I told you something was wrong and I was right on target with my amateur diagnosis. I was feeling like a heart attack was in my near future so I decided to drive to the hospital. As I drove just a few blocks I started feeling really unpleasant. I pulled into the neighborhood fire station and went in feeling like I was having an heart attack. They checked me out and drove me to the hospital. Siren and everything.
They wheeled me into the emergency room and directly to the Cath Lab. I guess this is a regular thing around there. I watched live on the monitors as they fed a catheter up a small incision in my groinal region up the artery to my heart where they inject some dye and look for blocked arteries with an x-ray machine. There was one that was pretty bad so they did the balloon angioplasty followed by three stents to prop open a long section of a cardiac artery.

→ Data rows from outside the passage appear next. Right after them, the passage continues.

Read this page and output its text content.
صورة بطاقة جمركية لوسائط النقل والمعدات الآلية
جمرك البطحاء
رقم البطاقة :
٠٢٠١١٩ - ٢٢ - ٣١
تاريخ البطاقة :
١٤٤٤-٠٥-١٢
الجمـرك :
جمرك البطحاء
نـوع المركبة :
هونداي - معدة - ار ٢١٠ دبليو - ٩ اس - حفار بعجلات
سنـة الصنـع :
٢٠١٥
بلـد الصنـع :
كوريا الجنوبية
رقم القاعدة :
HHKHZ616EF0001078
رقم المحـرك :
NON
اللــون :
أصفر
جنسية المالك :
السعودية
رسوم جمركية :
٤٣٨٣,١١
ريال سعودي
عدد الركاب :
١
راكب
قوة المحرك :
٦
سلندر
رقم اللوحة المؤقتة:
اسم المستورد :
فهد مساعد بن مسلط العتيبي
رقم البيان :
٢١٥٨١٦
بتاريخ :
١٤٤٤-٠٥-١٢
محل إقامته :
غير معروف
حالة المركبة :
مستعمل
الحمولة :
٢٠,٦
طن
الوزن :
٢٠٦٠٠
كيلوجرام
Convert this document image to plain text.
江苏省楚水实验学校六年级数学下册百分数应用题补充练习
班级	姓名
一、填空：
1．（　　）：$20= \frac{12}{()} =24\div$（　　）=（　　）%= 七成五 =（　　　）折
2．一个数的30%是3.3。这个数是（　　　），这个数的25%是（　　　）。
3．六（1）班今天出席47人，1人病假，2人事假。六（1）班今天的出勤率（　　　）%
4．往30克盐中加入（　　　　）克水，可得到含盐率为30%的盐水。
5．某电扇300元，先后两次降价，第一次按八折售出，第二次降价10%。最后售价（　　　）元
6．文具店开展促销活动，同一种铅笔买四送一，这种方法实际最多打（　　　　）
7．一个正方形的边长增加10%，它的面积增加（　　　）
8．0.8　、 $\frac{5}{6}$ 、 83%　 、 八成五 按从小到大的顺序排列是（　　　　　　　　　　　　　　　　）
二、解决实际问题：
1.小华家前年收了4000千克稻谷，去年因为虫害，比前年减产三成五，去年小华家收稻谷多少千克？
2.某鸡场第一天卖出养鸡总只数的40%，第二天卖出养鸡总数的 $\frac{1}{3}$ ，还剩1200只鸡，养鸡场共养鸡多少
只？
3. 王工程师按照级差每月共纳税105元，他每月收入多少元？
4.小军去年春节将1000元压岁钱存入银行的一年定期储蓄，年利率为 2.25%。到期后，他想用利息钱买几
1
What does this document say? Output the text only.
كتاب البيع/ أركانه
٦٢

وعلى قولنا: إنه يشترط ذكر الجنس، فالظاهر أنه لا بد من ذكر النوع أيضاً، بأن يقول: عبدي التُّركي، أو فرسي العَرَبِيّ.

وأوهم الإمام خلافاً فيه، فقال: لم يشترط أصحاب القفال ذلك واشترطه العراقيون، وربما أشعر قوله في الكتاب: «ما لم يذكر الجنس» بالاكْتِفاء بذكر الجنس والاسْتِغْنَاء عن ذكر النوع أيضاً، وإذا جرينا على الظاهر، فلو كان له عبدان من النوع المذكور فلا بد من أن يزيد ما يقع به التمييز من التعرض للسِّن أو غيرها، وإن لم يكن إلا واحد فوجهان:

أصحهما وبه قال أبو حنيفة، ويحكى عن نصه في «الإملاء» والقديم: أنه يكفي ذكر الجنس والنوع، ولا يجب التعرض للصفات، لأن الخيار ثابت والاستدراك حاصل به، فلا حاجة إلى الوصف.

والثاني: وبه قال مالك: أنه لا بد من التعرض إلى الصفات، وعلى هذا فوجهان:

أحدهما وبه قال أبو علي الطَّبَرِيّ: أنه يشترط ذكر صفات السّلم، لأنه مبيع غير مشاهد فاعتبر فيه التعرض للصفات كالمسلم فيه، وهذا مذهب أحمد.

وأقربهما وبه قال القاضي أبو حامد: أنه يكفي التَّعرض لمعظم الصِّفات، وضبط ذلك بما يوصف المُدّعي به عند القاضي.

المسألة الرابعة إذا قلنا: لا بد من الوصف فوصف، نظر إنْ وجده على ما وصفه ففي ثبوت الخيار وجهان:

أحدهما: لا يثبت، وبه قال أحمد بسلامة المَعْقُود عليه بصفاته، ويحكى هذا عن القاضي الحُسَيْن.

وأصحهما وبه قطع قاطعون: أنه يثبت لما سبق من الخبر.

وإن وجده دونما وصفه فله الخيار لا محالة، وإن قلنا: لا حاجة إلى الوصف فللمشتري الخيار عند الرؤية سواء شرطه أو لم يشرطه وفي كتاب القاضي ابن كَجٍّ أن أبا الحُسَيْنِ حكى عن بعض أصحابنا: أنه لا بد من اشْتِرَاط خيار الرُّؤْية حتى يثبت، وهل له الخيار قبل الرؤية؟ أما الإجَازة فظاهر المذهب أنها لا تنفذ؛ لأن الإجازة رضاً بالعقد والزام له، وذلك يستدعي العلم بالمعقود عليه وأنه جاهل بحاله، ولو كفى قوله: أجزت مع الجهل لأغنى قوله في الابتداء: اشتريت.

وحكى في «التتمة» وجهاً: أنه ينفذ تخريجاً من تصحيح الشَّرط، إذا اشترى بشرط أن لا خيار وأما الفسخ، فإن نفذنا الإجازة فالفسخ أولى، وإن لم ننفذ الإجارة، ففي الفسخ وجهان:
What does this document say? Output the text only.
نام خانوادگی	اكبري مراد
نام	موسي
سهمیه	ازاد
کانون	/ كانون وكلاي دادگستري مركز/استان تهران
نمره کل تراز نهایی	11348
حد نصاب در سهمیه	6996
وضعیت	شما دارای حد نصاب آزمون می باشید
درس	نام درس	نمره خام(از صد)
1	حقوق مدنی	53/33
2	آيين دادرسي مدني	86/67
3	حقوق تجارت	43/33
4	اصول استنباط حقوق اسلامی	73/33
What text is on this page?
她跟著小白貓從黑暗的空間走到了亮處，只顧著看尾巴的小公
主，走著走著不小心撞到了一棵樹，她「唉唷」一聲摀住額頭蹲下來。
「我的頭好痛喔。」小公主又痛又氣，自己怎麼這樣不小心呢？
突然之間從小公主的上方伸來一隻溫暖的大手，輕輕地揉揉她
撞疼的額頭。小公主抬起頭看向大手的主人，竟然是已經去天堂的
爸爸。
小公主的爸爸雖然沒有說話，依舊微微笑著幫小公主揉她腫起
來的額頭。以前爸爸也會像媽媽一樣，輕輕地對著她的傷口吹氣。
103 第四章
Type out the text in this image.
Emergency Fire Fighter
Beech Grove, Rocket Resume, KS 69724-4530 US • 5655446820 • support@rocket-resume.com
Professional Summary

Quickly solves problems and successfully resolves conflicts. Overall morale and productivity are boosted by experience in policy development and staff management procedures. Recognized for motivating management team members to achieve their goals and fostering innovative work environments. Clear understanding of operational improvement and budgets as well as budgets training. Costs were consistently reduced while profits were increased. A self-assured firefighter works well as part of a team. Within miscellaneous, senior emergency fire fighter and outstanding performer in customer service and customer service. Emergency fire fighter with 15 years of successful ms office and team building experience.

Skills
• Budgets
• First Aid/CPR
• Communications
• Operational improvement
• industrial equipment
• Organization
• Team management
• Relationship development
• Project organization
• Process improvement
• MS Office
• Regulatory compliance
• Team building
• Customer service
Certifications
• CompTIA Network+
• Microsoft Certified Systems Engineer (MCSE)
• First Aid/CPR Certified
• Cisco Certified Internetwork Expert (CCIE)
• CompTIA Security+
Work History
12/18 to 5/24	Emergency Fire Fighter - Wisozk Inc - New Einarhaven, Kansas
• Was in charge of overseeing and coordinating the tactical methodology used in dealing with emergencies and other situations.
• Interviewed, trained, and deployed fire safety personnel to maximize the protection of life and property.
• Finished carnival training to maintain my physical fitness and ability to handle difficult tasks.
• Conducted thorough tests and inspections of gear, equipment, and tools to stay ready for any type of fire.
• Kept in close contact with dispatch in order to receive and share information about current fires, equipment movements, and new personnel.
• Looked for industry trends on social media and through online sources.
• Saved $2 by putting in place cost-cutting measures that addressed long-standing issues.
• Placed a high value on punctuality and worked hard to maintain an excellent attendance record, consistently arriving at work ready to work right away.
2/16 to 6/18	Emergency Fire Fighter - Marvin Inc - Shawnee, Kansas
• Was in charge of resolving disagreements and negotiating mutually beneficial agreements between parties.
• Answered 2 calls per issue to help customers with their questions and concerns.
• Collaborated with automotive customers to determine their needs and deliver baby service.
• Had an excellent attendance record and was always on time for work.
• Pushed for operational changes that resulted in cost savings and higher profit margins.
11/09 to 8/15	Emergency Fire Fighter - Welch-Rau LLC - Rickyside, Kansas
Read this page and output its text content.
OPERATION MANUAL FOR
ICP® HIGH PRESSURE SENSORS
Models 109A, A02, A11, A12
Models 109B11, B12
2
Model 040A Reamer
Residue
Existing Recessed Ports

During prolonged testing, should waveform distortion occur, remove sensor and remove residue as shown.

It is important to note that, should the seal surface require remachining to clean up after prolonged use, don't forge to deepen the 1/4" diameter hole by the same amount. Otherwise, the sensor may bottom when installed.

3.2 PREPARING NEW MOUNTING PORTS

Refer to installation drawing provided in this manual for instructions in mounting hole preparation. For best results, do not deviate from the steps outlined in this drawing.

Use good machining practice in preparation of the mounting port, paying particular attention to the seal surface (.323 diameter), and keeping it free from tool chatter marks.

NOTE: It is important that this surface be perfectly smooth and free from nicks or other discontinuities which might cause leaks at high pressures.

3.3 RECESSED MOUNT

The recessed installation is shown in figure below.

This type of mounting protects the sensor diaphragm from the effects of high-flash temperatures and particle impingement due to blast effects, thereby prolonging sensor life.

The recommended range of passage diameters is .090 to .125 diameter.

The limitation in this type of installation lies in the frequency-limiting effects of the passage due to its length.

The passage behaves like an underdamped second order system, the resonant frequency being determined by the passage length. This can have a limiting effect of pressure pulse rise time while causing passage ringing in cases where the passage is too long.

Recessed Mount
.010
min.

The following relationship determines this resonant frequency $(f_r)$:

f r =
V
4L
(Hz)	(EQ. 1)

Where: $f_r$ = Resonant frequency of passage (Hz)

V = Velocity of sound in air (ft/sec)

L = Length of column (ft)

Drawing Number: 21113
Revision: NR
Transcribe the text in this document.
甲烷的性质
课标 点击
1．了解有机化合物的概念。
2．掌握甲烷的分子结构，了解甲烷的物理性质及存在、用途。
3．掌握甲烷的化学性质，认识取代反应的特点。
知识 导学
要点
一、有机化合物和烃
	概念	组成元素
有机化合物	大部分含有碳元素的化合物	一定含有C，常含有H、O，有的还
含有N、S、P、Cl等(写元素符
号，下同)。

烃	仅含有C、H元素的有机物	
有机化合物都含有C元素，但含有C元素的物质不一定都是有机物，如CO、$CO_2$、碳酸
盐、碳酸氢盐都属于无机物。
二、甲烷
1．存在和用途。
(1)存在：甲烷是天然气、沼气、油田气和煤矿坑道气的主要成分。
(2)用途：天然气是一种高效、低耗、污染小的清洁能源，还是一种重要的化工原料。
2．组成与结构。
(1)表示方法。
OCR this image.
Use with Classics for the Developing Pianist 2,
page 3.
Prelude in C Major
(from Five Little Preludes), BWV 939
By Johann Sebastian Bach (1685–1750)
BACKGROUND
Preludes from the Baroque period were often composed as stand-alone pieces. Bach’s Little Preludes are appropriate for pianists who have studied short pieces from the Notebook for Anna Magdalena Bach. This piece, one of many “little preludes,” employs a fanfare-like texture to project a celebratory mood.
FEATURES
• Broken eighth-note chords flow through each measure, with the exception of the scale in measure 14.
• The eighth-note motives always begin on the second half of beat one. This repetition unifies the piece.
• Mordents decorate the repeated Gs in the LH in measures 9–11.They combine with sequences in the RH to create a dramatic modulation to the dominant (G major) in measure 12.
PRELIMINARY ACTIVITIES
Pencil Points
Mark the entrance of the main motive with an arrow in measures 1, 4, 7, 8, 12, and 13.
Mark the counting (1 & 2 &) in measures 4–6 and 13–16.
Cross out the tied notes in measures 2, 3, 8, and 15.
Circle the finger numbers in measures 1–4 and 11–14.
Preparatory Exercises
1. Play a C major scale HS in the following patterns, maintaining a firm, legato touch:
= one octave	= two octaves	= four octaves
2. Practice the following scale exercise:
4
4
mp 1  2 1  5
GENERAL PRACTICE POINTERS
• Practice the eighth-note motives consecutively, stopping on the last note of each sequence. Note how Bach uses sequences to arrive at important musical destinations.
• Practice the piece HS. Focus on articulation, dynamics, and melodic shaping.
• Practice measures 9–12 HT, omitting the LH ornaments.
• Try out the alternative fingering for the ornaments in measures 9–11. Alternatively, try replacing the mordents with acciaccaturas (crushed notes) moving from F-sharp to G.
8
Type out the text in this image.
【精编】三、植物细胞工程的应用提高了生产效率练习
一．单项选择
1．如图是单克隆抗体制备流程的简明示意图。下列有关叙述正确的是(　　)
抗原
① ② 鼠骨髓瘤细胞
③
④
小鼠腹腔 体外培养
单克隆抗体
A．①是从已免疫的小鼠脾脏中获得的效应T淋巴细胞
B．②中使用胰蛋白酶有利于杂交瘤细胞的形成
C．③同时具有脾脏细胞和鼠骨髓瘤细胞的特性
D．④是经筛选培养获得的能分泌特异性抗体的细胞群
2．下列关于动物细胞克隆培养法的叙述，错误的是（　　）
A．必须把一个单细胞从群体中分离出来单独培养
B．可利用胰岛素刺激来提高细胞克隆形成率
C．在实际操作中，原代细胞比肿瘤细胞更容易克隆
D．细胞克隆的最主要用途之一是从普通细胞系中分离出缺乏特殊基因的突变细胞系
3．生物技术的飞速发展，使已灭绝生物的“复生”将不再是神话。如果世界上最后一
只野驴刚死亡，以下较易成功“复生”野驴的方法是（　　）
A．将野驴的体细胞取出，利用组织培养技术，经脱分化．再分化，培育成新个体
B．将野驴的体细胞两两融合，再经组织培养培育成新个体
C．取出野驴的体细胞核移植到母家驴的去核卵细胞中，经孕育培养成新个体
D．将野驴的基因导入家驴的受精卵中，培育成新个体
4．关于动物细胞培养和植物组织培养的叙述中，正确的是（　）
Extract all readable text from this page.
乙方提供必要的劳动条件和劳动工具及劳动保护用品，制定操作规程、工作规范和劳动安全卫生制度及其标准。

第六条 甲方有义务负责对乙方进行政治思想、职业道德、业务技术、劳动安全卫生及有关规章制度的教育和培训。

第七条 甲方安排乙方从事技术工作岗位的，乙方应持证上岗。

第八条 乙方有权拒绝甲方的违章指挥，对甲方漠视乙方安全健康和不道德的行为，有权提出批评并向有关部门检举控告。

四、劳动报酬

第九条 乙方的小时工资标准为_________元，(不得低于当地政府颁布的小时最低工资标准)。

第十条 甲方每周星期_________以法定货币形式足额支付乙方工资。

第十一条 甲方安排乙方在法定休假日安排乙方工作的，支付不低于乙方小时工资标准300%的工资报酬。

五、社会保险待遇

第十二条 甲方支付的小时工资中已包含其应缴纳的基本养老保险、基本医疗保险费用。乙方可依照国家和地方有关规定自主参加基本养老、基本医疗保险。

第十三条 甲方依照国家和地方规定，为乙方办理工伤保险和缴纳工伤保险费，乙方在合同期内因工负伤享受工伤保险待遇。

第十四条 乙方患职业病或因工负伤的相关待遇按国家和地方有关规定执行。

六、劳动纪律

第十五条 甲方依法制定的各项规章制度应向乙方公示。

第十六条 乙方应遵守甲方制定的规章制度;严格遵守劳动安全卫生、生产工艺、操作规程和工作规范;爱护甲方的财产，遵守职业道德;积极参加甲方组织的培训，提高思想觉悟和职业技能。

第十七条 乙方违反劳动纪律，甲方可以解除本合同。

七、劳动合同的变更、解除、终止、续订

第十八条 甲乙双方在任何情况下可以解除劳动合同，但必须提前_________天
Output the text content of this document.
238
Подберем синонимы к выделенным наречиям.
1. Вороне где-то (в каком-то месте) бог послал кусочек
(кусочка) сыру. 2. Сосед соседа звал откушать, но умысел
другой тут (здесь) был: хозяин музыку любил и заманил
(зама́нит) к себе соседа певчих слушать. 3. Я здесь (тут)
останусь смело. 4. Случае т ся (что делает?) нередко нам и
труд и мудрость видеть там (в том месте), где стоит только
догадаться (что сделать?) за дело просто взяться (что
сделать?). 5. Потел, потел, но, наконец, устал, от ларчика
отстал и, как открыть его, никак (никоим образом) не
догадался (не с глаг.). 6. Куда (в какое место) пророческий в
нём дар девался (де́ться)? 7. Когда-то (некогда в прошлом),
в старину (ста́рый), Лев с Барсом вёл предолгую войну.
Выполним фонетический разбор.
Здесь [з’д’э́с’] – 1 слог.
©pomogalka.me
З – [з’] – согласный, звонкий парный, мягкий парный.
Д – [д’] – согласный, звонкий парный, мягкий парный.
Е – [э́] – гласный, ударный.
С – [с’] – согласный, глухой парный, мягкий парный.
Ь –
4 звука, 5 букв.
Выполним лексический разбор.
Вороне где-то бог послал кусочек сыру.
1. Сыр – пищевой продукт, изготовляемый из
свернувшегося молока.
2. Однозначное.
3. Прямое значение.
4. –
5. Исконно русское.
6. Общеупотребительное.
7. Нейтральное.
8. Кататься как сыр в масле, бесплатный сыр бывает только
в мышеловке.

It went smoothly and they even discharged me directly from the ICU rather than keeping me a second day. Other than a rather sore groinal region, I feel pretty much fine.
I could totally have died had I not gone in. It’s not uncommon in my family do die at age 48. My father did and so did his father. Apparently it is a hereditary condition making it easy tor plaque to build up on my arteries. My brother better be careful.
So now I’m home resting and waiting for the soreness to abate. I am lucky to have neighbors who helped me get my prescriptions and check in on me. Otherwise I would be completely alone. Sucks to be sick when you’re lonely.
I have an appointment with my cardiologist in two weeks for a follow-up. He mentioned that I need to go on a vegetarian diet and get control of my cholesterol and blood pressure. I’ve already been leaning toward a healthier diet so it shouldn’t be too difficult to take it a few steps further. I think the main cause is my genes.
So how am I handling my brush with morality? So far, I’m not too freaked out about it. Dying wouldn’t have bothered me too much except for the fact that I’ve wasted my life working and planning for a retirement future that may not have ever come. That would have been the major shame not to have enjoyed the fruits of your labor however material they may have been. But then that’s the point of living isn’t it? The meaning of life is to have a good time. Perhaps I should use this incident as an excuse to make sure I DO have a good time with whatever time is left for me. I still don’t know how though. Wouldn’t it be lovely to have someone to spend that time with to make it more meaningful?